To (re)invent the entropy, we need to let this quantity follow some axioms. Let the entropy be $H(\cdot)$.

$H$ can also wrap distribution like $p_1,…,p_n$, or just be fed with a distribution tuple $p$, or a random variable $X$.

Axiom 1:

Fair Coin Toss: Random Var $X\in{H,T}$, $P(X=H)=P(X=T)=1/2$.

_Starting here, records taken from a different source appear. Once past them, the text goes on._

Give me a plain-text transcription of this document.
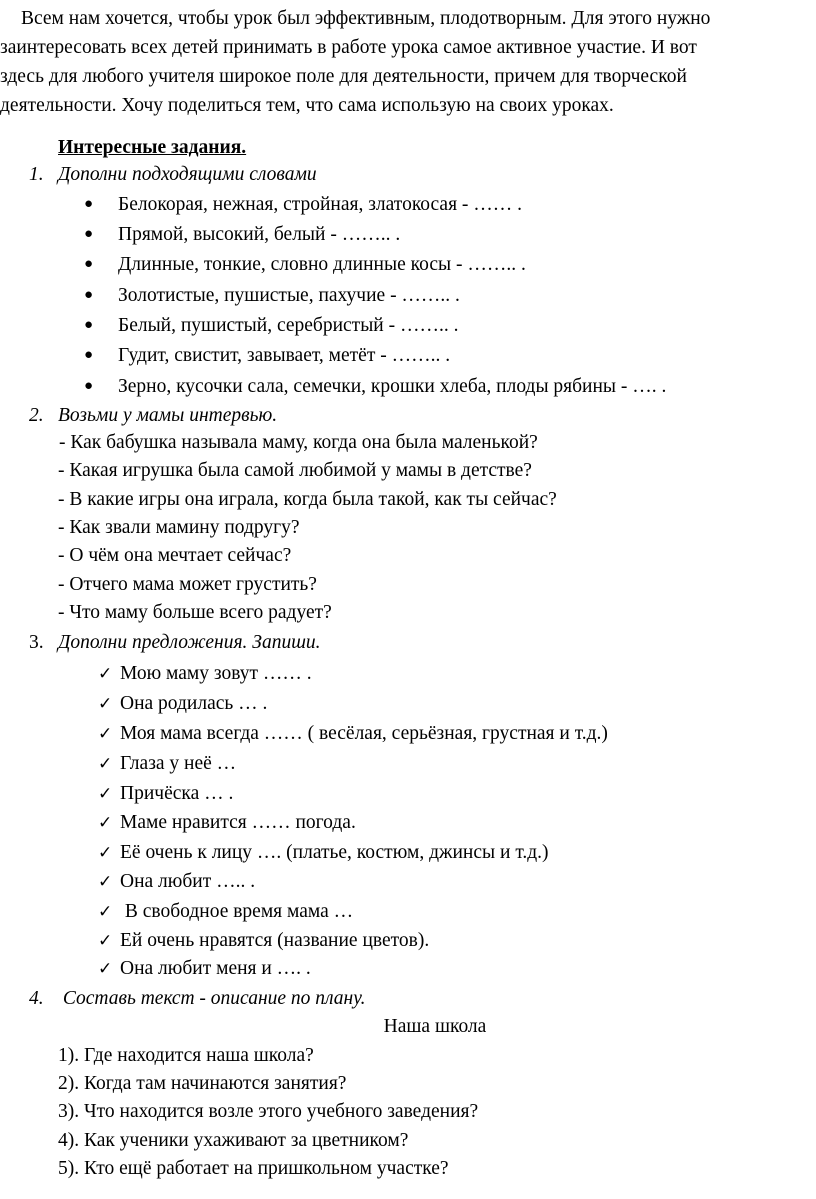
Всем нам хочется, чтобы урок был эффективным, плодотворным. Для этого нужно

заинтересовать всех детей принимать в работе урока самое активное участие. И вот

здесь для любого учителя широкое поле для деятельности, причем для творческой

деятельности. Хочу поделиться тем, что сама использую на своих уроках.

Интересные задания.
1. Дополни подходящими словами
● Белокорая, нежная, стройная, златокосая - …… .
● Прямой, высокий, белый - …….. .
● Длинные, тонкие, словно длинные косы - …….. .
● Золотистые, пушистые, пахучие - …….. .
● Белый, пушистый, серебристый - …….. .
● Гудит, свистит, завывает, метёт - …….. .
● Зерно, кусочки сала, семечки, крошки хлеба, плоды рябины - …. .
2. Возьми у мамы интервью.
- Как бабушка называла маму, когда она была маленькой?
- Какая игрушка была самой любимой у мамы в детстве?
- В какие игры она играла, когда была такой, как ты сейчас?
- Как звали мамину подругу?
- О чём она мечтает сейчас?
- Отчего мама может грустить?
- Что маму больше всего радует?
3. Дополни предложения. Запиши.
✓ Мою маму зовут …… .
✓ Она родилась … .
✓ Моя мама всегда …… ( весёлая, серьёзная, грустная и т.д.)
✓ Глаза у неё …
✓ Причёска … .
✓ Маме нравится …… погода.
✓ Её очень к лицу …. (платье, костюм, джинсы и т.д.)
✓ Она любит ….. .
✓ В свободное время мама …
✓ Ей очень нравятся (название цветов).
✓ Она любит меня и …. .
4. Составь текст - описание по плану.
Наша школа
1). Где находится наша школа?
2). Когда там начинаются занятия?
3). Что находится возле этого учебного заведения?
4). Как ученики ухаживают за цветником?
5). Кто ещё работает на пришкольном участке?
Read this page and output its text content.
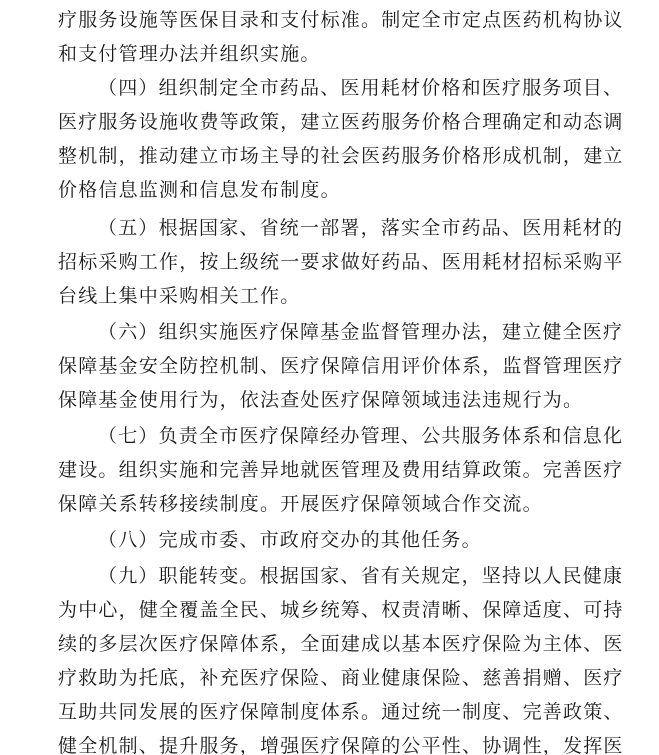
疗服务设施等医保目录和支付标准。制定全市定点医药机构协议
和支付管理办法并组织实施。
（四）组织制定全市药品、医用耗材价格和医疗服务项目、
医疗服务设施收费等政策，建立医药服务价格合理确定和动态调
整机制，推动建立市场主导的社会医药服务价格形成机制，建立
价格信息监测和信息发布制度。
（五）根据国家、省统一部署，落实全市药品、医用耗材的
招标采购工作，按上级统一要求做好药品、医用耗材招标采购平
台线上集中采购相关工作。
（六）组织实施医疗保障基金监督管理办法，建立健全医疗
保障基金安全防控机制、医疗保障信用评价体系，监督管理医疗
保障基金使用行为，依法查处医疗保障领域违法违规行为。
（七）负责全市医疗保障经办管理、公共服务体系和信息化
建设。组织实施和完善异地就医管理及费用结算政策。完善医疗
保障关系转移接续制度。开展医疗保障领域合作交流。
（八）完成市委、市政府交办的其他任务。
（九）职能转变。根据国家、省有关规定，坚持以人民健康
为中心，健全覆盖全民、城乡统筹、权责清晰、保障适度、可持
续的多层次医疗保障体系，全面建成以基本医疗保险为主体、医
疗救助为托底，补充医疗保险、商业健康保险、慈善捐赠、医疗
互助共同发展的医疗保障制度体系。通过统一制度、完善政策、
健全机制、提升服务，增强医疗保障的公平性、协调性，发挥医
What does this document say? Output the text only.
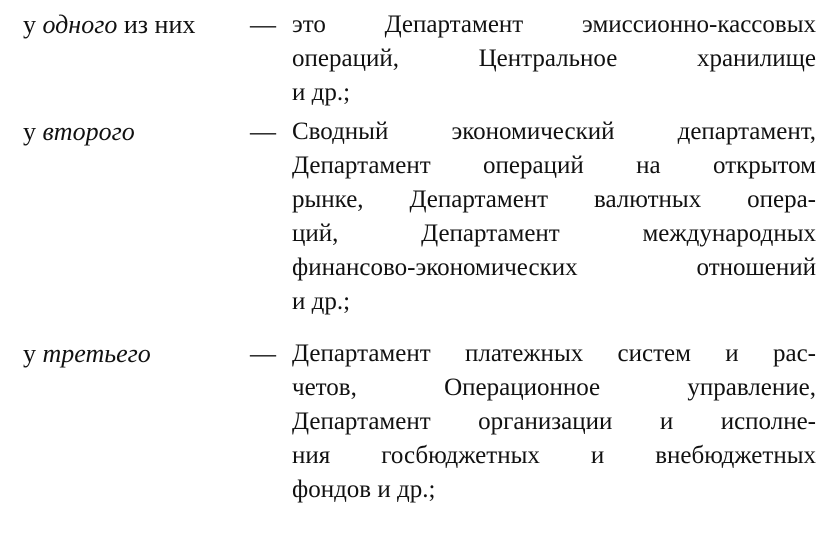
у одного из них — это Департамент эмиссионно-кассовых
операций, Центральное хранилище
и др.;
у второго	— Сводный экономический департамент,
Департамент операций на открытом
рынке, Департамент валютных опера-
ций, Департамент международных
финансово-экономических отношений
и др.;
у третьего	— Департамент платежных систем и рас-
четов, Операционное управление,
Департамент организации и исполне-
ния госбюджетных и внебюджетных
фондов и др.;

We attribute 1 as $H(X)=1$ with $H(\frac12,\frac12)=1$

Natural axiomatic property:

$X\perp!!!\perp Y$, $P(X,Y)=P(X)P(Y)$, let $H(X,Y)=H(X)+H(Y)$

Axiom 2:

$$ H(p_1,\cdots,p_n)=H(p_1+p_2,p_3,\cdots,p_n)+(p_1+p_2)H({p_1\over p_1+p_2},{p_2\over p_1+p_2}) $$

Axiom 3:

$p\mapsto H(p,1-p),p\in[0,1)$ should be a continuous function.

Axiom 4:

$H(p)$ is invariant to permutations of $(p_1,p_2,\cdots, p_n)$.

Only one choice for $H$

There is only one choice for $H$ given a finite-state distribution. (for infinitely many states, this will also apply but we will discuss this later). $$ H(p_1,\cdots,p_n)=-\sum_{i=1}^n p_i\log_2 p_i $$

Verification of Axiom 3

$$ p\mapsto H(p,1-p)=-p\log_2p - (1-p)\log_2(1-p) $$

  • is continuous
  • More importantly, it’s convex.

The convention of logarithm notation

We now denote $\log$ for $\log_2(\cdot)$ instead of $\log_e(\cdot)$, whose notation will be $\ln$.